6 悪魔との再会
「さあ、街に回ったお迎えの日だ!」
私が監禁されてから半月後、伯爵がいつになく上機嫌な様子で私を部屋から出した。
白いシルクのワンピースを着せられた私は、執行の時を待つ死刑囚のような気持ちでカリディス侯爵の迎えを待つ。
ララが慰める様に私にすり寄った。
「いらっしゃったわ」
軋んだ音を立てて小さな馬車が家の前に止まる。
噂によれば、カリディス侯爵は私を買う為に私財の殆ど全てを投げ打ったらしい。
何故カリディス侯爵はそんなにも私を欲しがるのか。
その疑問はすぐに解ける事になった。
飾りのない小さな馬車。そこから降りてきた一人の男。
藍色の髪と瞳。すらりとした体躯に黒のスーツ。
見間違えるはずがない。
ずっと待ち焦がれていた私の悪魔。
デュラン!迎えに来てくれたのね!
そう叫んで駆けだしたくなるのを必死で抑える。
伯爵の前では私は「醜悪なカリディス侯爵に売られた卑しい娘」なのだから。
「・・・これはこれは、遠路はるばるよく来てくださった。」
デュランの美しさに一瞬言葉を失いつつも、伯爵はカリディス侯爵_____デュランと握手を交わす。

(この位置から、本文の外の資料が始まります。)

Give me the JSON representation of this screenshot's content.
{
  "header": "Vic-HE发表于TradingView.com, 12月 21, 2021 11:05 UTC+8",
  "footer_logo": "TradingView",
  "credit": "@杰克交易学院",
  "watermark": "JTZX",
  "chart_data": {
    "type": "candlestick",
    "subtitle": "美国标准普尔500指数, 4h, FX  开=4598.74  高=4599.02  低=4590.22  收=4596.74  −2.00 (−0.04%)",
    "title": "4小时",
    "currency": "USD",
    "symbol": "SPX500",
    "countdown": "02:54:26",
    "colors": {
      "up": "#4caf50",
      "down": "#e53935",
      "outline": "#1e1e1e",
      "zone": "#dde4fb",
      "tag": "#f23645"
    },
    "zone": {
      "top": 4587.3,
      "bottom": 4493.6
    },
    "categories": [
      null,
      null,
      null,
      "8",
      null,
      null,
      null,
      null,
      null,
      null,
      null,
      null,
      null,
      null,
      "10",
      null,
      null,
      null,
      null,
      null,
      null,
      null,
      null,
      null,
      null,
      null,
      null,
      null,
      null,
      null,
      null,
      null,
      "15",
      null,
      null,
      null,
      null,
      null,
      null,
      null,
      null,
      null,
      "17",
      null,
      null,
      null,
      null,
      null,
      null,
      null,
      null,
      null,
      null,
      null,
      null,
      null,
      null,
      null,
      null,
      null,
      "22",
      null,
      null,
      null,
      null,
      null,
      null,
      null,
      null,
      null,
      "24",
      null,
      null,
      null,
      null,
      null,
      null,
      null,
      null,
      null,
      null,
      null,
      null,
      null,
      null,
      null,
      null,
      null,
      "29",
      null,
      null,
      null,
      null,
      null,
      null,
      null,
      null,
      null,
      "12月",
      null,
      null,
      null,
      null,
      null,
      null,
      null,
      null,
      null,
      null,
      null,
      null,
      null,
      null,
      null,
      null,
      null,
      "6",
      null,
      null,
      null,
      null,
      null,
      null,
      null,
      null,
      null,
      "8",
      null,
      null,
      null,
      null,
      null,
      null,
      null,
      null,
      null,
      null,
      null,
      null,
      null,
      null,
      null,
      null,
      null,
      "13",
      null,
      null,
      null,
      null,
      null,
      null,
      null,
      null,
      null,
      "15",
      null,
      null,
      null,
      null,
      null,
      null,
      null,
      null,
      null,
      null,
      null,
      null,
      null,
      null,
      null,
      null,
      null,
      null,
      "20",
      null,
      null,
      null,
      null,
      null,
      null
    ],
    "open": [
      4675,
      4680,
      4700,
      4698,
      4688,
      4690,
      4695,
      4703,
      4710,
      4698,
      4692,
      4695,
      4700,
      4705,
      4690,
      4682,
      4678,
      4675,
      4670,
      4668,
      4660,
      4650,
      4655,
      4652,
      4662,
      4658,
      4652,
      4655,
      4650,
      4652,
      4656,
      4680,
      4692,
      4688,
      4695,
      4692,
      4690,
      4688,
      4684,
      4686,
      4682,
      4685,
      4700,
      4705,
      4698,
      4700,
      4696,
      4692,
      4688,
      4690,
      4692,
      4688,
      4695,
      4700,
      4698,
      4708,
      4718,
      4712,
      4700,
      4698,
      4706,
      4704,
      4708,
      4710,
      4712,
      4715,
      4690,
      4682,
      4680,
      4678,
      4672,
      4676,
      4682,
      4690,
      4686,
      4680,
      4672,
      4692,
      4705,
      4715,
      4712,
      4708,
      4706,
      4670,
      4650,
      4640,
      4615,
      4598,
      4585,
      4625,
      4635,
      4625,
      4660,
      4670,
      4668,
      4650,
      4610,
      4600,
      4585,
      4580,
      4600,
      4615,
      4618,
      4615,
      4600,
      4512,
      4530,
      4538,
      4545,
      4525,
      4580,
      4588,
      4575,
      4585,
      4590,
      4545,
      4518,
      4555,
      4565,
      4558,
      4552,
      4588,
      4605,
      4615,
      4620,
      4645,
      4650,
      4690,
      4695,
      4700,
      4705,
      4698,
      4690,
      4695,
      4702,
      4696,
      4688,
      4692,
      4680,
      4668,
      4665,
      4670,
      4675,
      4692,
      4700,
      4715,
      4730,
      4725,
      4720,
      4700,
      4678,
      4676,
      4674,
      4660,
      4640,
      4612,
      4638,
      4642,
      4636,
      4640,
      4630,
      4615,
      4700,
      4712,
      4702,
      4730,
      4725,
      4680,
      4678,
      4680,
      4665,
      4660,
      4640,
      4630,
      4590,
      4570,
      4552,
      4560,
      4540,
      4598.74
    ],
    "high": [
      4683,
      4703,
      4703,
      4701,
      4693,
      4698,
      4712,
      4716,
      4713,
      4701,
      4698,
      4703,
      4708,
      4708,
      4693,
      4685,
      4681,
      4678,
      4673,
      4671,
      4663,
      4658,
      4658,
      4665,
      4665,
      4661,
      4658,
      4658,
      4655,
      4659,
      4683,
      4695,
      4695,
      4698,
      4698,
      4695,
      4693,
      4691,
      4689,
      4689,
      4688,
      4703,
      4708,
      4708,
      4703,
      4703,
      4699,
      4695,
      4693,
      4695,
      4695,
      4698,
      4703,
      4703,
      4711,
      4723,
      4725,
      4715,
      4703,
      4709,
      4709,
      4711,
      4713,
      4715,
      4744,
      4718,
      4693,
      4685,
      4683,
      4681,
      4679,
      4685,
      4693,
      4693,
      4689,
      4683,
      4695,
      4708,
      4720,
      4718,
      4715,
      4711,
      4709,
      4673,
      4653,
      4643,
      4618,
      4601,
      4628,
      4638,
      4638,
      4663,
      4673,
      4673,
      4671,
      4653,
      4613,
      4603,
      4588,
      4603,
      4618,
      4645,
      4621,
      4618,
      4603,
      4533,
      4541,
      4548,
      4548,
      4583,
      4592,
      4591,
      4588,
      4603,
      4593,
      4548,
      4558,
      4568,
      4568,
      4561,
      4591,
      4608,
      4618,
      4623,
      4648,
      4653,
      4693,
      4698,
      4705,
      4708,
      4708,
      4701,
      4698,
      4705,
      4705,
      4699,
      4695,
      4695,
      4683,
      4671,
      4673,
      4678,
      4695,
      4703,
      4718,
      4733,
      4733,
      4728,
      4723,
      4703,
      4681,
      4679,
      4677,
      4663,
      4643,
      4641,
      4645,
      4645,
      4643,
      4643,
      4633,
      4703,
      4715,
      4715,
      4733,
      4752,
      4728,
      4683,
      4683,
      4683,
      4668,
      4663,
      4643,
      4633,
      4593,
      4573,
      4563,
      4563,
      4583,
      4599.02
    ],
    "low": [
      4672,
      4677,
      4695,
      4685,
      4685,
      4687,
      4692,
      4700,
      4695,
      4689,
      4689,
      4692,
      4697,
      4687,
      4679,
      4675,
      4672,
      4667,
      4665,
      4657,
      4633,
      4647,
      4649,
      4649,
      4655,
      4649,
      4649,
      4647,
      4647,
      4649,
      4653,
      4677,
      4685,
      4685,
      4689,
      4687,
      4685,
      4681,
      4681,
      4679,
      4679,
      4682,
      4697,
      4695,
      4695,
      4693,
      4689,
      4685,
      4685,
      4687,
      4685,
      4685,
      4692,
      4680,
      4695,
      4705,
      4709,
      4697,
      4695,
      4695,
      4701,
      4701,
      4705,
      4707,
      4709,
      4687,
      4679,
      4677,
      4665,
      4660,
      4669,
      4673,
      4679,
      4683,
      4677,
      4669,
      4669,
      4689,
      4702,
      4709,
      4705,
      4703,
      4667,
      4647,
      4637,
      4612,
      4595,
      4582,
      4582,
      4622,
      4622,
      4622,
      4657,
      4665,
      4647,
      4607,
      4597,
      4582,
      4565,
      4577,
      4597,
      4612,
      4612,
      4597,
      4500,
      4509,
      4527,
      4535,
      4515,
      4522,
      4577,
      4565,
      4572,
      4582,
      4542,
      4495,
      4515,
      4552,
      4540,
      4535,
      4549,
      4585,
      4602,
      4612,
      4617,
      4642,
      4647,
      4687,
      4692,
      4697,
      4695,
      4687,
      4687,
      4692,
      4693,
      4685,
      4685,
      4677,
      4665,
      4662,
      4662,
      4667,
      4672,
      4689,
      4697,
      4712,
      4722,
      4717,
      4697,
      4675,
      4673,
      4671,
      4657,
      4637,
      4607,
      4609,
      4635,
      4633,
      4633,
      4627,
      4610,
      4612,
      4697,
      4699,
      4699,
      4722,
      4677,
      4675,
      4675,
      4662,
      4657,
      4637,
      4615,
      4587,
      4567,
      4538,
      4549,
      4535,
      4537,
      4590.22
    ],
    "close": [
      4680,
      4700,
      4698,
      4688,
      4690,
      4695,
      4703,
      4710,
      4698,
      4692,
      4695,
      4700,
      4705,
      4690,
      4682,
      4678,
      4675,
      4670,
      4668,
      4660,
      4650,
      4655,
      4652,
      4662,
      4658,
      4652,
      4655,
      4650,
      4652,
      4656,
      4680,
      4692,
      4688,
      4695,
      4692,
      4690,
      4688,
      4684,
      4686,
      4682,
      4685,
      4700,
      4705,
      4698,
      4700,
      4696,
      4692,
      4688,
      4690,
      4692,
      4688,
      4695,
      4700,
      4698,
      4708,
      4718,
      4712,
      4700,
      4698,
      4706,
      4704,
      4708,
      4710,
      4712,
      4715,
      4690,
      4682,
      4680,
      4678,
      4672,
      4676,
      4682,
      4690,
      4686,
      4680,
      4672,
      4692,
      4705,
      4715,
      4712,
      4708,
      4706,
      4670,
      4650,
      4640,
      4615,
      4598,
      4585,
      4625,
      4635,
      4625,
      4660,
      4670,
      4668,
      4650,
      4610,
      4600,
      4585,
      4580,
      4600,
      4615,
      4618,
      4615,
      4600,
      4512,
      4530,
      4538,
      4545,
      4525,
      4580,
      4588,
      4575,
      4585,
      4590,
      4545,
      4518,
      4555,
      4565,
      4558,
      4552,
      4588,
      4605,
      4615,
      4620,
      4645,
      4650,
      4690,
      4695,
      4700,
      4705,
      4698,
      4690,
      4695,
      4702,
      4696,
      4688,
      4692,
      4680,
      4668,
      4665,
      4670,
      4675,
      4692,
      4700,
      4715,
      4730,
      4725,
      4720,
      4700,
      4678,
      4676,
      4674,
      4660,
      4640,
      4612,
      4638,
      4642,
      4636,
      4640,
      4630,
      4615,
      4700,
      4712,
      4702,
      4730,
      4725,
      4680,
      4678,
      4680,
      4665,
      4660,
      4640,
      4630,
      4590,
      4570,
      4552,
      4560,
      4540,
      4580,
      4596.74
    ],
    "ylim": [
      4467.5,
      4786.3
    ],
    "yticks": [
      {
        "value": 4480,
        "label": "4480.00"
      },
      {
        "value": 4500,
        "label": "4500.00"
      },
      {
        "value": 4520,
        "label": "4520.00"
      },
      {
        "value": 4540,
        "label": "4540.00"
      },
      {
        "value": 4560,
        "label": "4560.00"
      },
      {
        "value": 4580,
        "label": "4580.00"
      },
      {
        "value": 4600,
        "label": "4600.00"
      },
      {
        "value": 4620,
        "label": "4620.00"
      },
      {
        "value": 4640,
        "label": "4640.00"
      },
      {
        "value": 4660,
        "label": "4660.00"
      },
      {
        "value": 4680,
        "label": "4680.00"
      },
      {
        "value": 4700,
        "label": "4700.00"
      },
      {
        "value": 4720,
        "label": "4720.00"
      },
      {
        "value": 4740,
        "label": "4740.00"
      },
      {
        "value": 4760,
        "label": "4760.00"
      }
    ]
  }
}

「こちらこそ、養子縁組を決めていただき誠にありがとうございます」
でっぷりと太った伯爵と違い、デュランの所作は洗礼されていてとても美しい。
パトリシア夫人が思わずぽつりと「素敵な殿方・・・」と零した。
シェリーも私を押しのけると、親し気に「私、シェリー!カリディス侯爵様ってとっても素敵な方なのね」と勝手に自己紹介を始めた。
「初めましてお嬢さん」
デュランがシェリーに一礼して微笑むと、シェリーの頬が真っ赤に染まった。
「バートリンス伯爵、来て早々で申し訳ないのですが、新しい娘との歓談を楽しみたいので、これにて失礼させていただきます・・・行こうか」
そう言ってデュランは私の手を引いて馬車へとエスコートしてくれる。
「シェリーも行きたい!!」
「これこれ、無茶を言うんじゃない」
赤子の様に駄々をこね始めたシェリーをなだめると、伯爵は「カリディス侯爵様、今後とも我が家と仲良くしてやってください」とデュランにすり寄って来る。
デュランは少し冷めた目でそれを見つめていた。
「機会があれば」
とそれだけ短く答えると、デュランは私の後に続いて馬車へと乗り込んだ。
馬車がカラカラと音を立てて進みだしたのを確認すると、私はデュランに勢いよく抱き着いた。
顔を埋めると体がふんわりと暖かな手に包み返される。
「約束、守ってくれたのね!」
「久しぶりだね、リトルレディ。遅くなってしまってすまない」
デュランが申し訳なさそうに微笑む。
低いバリトンの声が耳に心地よい。
迎えに来るなら事前に教えて欲しかったとか、もっと早く来て欲しかったとか。言いたいことは沢山あったけれど、今はただこの暖かな温もりに浸っていたかった。
「どうやって侯爵になったの?」
「なに、簡単な事さ。願いを一つ叶える代わりに爵位を貰っただけの事だよ。思ったよりも時間がかかってしまったけれどね」
デュランはなんて事の無いように言ってのけるが、伯爵よりも位の高い、侯爵の座を手に入れるのは簡単な事では無かっただろう。
「ああ、それと。一つ謝らなければならない事があるんだ。
君を養子にするために私財の殆どをあの伯爵に渡したせいで、今、私達は貴族の中で一番の貧乏人になってしまった」
使用人一人雇えない位に。
困ったようにデュランは肩を竦めたが、私はそんな事全然気にならなかった。
あの家から抜け出せた。
今はその喜びで胸がいっぱいだった。